III. Birlikte yaşamaya ara verilmesi

Madde 197 – Eşlerden biri, ortak hayat sebebiyle kişiliği, ekonomik güvenliği veya ailenin huzuru ciddî biçimde tehlikeye düştüğü sürece ayrı yaşama hakkına sahiptir.

Bu sebeple ekonomik sadakate aykırı davranışlar eşlerin sadakat yükümlülüğüne aykırı bir davranış oluşturduğu için boşanma sebebini oluşturmaktadır. Ekonomik sadakatsizliğe evliliğin görevlerini yerine getirmemek, bağımsız ortak konutu sağlamamak, evin ihtiyaçlarını karşılamamak, aşırı ve gereksiz borçlandırıcı davranışlarda bulunmak, ekonomik yönden baskı uygulamak örnek verilir. Yine Yargıtay kararlarına konu olan ekonomik özgürlüğe müdahalede bulunmak, aile birliğini ekonomik yönden sarsacak şekilde borçlanmak, eşin ekonomik özgürlüğünü sağlamasına engel olmak, eşin çalışmasına engel olmak, aşırı cimri ve tutumlu davranmak ekonomik sadakatsizliğe aykırı davranışlar olarak örnek verilir.

Çekişmeli Boşanma Davası Görevli ve Yetkili Mahkeme Neresidir?

Kendi Oturduğum Yerde Boşanma Davası Açabilir Miyim?

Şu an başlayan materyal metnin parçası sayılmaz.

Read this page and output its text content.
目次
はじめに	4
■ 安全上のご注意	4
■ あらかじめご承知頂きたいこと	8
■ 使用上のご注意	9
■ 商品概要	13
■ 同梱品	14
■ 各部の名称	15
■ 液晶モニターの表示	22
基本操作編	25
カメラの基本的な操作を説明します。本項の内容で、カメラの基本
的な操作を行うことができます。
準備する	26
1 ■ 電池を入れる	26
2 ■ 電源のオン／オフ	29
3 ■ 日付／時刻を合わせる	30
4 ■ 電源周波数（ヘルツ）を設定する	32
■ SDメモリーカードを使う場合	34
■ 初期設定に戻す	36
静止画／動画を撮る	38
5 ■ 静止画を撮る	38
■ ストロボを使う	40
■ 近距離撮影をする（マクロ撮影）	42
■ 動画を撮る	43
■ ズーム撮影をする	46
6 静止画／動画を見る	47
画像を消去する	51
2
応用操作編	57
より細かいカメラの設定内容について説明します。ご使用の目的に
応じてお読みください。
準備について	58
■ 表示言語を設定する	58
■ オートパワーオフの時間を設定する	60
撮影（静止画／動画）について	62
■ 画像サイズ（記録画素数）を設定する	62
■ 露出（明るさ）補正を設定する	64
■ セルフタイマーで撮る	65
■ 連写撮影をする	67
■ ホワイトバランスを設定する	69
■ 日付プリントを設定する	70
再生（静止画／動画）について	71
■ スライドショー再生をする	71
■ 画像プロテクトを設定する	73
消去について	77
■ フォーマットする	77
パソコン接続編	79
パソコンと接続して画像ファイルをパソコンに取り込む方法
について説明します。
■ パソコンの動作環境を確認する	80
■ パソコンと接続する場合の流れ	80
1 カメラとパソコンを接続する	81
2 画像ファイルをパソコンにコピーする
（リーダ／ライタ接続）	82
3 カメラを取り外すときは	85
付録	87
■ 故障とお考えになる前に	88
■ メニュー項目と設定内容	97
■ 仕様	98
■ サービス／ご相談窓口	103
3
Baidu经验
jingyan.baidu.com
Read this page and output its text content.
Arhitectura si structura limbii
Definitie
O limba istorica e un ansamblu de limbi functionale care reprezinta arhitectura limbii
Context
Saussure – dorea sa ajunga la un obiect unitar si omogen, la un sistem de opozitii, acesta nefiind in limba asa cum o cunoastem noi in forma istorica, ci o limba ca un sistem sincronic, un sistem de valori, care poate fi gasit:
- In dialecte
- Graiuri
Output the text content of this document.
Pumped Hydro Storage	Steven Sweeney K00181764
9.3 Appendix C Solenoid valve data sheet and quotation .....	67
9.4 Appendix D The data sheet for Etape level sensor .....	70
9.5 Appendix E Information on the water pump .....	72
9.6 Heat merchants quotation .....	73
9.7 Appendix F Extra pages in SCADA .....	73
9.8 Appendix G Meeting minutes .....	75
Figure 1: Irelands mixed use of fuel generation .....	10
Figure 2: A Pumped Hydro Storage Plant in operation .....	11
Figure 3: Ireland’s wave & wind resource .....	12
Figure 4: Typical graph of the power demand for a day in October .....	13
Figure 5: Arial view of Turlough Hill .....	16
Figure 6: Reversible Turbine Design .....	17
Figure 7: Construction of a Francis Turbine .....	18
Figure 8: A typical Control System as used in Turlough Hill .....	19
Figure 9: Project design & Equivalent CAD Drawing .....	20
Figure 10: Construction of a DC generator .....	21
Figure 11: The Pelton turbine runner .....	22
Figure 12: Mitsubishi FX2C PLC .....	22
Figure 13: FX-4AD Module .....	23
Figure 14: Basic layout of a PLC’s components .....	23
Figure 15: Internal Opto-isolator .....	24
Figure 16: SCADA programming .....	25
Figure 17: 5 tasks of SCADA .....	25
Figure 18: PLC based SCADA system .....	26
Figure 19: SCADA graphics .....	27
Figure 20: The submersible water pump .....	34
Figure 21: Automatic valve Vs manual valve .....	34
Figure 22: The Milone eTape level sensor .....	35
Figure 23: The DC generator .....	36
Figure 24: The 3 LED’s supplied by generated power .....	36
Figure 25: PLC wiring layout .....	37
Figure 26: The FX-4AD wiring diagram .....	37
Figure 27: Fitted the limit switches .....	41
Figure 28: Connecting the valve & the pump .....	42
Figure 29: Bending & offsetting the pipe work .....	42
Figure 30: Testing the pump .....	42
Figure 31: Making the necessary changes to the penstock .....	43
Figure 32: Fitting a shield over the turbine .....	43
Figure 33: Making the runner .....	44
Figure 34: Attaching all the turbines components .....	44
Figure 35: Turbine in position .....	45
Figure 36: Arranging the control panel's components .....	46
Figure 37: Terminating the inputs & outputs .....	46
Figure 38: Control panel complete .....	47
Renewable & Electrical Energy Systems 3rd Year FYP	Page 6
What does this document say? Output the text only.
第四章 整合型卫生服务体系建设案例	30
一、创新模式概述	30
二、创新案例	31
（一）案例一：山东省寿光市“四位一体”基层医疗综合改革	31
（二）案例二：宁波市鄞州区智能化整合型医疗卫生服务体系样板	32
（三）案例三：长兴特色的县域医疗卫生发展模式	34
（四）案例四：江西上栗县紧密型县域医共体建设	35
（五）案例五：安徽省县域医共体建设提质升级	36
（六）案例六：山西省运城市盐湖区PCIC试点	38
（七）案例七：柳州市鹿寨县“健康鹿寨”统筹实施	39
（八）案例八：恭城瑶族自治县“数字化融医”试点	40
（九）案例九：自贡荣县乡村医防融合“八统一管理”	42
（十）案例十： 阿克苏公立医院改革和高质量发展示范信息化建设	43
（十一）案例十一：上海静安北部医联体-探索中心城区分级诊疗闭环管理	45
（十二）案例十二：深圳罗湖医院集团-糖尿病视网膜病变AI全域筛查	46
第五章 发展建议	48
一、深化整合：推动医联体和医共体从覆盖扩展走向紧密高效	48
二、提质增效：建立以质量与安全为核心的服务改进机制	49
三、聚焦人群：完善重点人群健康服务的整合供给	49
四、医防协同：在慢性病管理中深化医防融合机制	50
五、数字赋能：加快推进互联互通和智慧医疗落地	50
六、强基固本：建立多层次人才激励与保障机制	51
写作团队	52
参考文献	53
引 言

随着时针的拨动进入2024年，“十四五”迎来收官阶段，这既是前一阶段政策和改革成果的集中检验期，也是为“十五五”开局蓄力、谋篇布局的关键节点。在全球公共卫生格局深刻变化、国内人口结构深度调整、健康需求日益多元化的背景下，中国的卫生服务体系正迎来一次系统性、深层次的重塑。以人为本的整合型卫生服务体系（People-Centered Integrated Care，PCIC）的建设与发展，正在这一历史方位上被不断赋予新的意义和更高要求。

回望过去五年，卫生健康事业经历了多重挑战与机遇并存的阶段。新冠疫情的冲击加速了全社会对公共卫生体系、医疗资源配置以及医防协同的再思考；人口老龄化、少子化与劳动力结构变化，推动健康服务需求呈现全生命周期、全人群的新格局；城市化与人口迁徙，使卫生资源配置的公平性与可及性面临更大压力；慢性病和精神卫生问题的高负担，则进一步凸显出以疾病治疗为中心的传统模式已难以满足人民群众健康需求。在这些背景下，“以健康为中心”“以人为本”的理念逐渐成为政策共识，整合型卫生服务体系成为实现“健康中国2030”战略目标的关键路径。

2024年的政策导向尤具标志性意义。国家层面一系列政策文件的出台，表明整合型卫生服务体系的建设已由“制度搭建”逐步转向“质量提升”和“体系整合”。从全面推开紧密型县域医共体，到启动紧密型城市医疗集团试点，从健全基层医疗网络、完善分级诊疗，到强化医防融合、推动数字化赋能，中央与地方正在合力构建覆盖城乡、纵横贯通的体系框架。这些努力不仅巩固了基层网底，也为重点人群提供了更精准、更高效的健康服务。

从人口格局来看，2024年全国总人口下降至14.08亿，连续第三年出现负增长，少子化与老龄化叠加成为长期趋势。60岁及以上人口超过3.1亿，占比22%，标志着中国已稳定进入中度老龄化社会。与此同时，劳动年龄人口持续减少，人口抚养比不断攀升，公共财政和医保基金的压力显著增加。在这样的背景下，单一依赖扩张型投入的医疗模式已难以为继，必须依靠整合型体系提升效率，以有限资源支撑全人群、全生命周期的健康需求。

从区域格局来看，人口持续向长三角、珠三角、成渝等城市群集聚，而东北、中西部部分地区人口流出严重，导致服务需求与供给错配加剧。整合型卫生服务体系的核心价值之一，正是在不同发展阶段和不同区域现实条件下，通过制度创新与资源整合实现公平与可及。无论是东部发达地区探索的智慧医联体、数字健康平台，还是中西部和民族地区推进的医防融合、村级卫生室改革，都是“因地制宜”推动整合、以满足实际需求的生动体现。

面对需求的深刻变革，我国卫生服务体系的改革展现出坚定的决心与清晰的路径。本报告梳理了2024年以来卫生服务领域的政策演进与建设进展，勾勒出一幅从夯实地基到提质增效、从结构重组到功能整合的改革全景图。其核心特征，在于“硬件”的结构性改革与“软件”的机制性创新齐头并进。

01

Çekişmeli boşanma davası aile hukukundan doğan davalardan bir tanesidir. Bu sebeple çekişmeli boşanma davalarında görevli mahkeme aile mahkemeleridir. Yetkili mahkeme Türk Medeni Kanunu’n 168. Maddesinde seçimlik olarak düzenlenmiştir. Düzenlemeye göre çekişmeli boşanma davasında yetkili mahkeme eşlerden birinin yerleşim yeri veya davadan önce son defa altı aydan beri birlikte oturdukları yer mahkemesidir. Hukuk Usulü Muhakemeleri Kanununda düzenlenen yetki kurallarından ayrık olarak, -eşlerin farklı yerleşim yerlerinde yaşaması durumunda – davacı kendi ikametgâhının bulunduğu yerleşim yeri mahkemesinde boşanma davası açabilecektir.  

Çekişmeli Boşanma Davası Ne Kadar Sürer?

Çekişmeli boşanma davası anlaşmalı boşanma davasına göre daha yavaş sonuçlanmaktadır. Boşanma davasının süresi davanın açılması, duruşma gününün verilmesi, , tanıkların sayısına, tanıkların mahkeme ile aynı ilde oturup oturmadıklarına, eşler arasındaki çekişmeye konu olan olayların niteliğine, kararın taraflara tebliğine bağlı olarak değişiklik göstermektedir. Çekişmeli boşanma davası mahkemelerin iş yüküne bağlı olarak istinaf ve temyiz sürelerini de göz önünde bulundurduğumuzda ortalama 4 yıl ile 5 yıl arasında sonuçlanmaktadır.